Brian Rauf: To be ranked by the end of November, you either need to have a solid amount of preseason hype and turn that into immediate wins or have opportunities to pick up monumental victories. UAB obviously has a great chance and is the likely answer. They bring a lot back from last season’s NCAA Tournament team and have a star in Jelly Walker. Two others to watch out for, though, are Liberty and James Madison. Liberty’s Darius McGhee is one of the best mid-major players in the country and if the Flames beat Alabama on Nov. 11 in Tuscaloosa, who knows what could happen? JMU projects to be one of the favorites in the Sun Belt and plays at UNC in late November. I don’t think the Dukes shock the world but they’re good enough to surprise.

Riley Davis: The UAB Blazers are the obvious choice, so I’ll zig and choose their C-USA counterparts in Western Kentucky. Under Rick Stansbury, the Toppers haven’t really capitalized on their high-end talent. However, this squad may come with the highest pedigree yet. Two high major transfers in Khristian Lander (Indiana) and Dontaie Allen (Kentucky) enter the fold, along with point-forward/defensive ace Emmanuel Akot (Boise State). Oh yeah, WKU also deploys the nation’s top shot blocker in the 7-5 Jamarion Sharp.

Eli Boettger: It would require an unbeaten start and at least one signature win (and maybe some program caché) for a mid-major team to slip into the Top 25 in the season’s first three weeks. VCU is a decent option here. The Rams play in the Legends Classic in the middle of the month with games against Arizona State and either Michigan or Pitt. The No. 4 turnover defense then turns around and heads to Memphis next to face the Tigers, which ranked 351st in turnover rate last season. A 6-0 start — with the other matchups at home vs. low-majors — would almost certainly propel VCU into the Top 25.

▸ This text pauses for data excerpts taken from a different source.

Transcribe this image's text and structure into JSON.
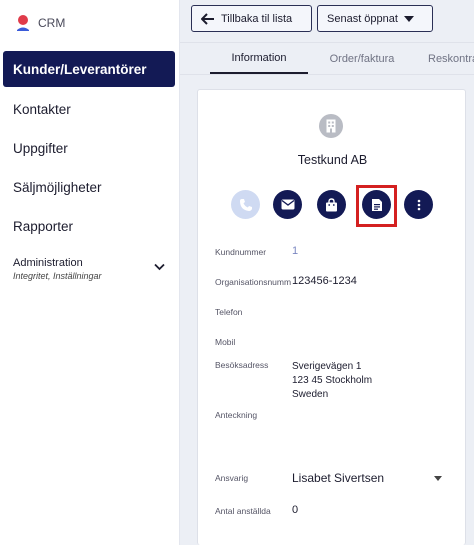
{
  "brand": {
    "label": "CRM",
    "icon": "person-pin-icon",
    "accent": "#e03b4a"
  },
  "sidebar": {
    "items": [
      {
        "label": "Kunder/Leverantörer"
      },
      {
        "label": "Kontakter"
      },
      {
        "label": "Uppgifter"
      },
      {
        "label": "Säljmöjligheter"
      },
      {
        "label": "Rapporter"
      }
    ],
    "admin": {
      "title": "Administration",
      "subtitle": "Integritet, Inställningar"
    }
  },
  "toolbar": {
    "back_label": "Tillbaka til lista",
    "recent_label": "Senast öppnat"
  },
  "tabs": [
    {
      "label": "Information",
      "active": true
    },
    {
      "label": "Order/faktura",
      "active": false
    },
    {
      "label": "Reskontra",
      "active": false
    }
  ],
  "customer": {
    "name": "Testkund AB",
    "actions": [
      {
        "icon": "phone-icon",
        "disabled": true
      },
      {
        "icon": "email-icon",
        "disabled": false
      },
      {
        "icon": "shopping-bag-icon",
        "disabled": false
      },
      {
        "icon": "document-icon",
        "disabled": false,
        "highlighted": true
      },
      {
        "icon": "more-vertical-icon",
        "disabled": false
      }
    ],
    "fields": {
      "kundnummer_label": "Kundnummer",
      "kundnummer_value": "1",
      "orgnr_label": "Organisationsnummer",
      "orgnr_value": "123456-1234",
      "telefon_label": "Telefon",
      "telefon_value": "",
      "mobil_label": "Mobil",
      "mobil_value": "",
      "address_label": "Besöksadress",
      "address_lines": [
        "Sverigevägen 1",
        "123 45 Stockholm",
        "Sweden"
      ],
      "anteckning_label": "Anteckning",
      "anteckning_value": "",
      "ansvarig_label": "Ansvarig",
      "ansvarig_value": "Lisabet Sivertsen",
      "anstallda_label": "Antal anställda",
      "anstallda_value": "0"
    }
  },
  "colors": {
    "primary": "#131a55",
    "disabled_action": "#cfdaf2",
    "highlight": "#d42020",
    "link": "#7a86c0"
  }
}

Lukas Harkins: Saint Mary’s carries a strong reputation as a unit that has finished in the KenPom top 40 for six of the last seven seasons. The Gaels’ recent success level should already have them on voters’ radars for this season, and their opening schedule provides opportunities to rise in the rankings. They won’t be able to acquire any true “signature wins,” but face an impressive group of mid-majors. The Gaels will host Oral Roberts, Vermont, North Texas, and Hofstra – all contenders in their respective leagues – before heading to the Wooden Legacy. An undefeated November, even with many games coming at home, would garner attention.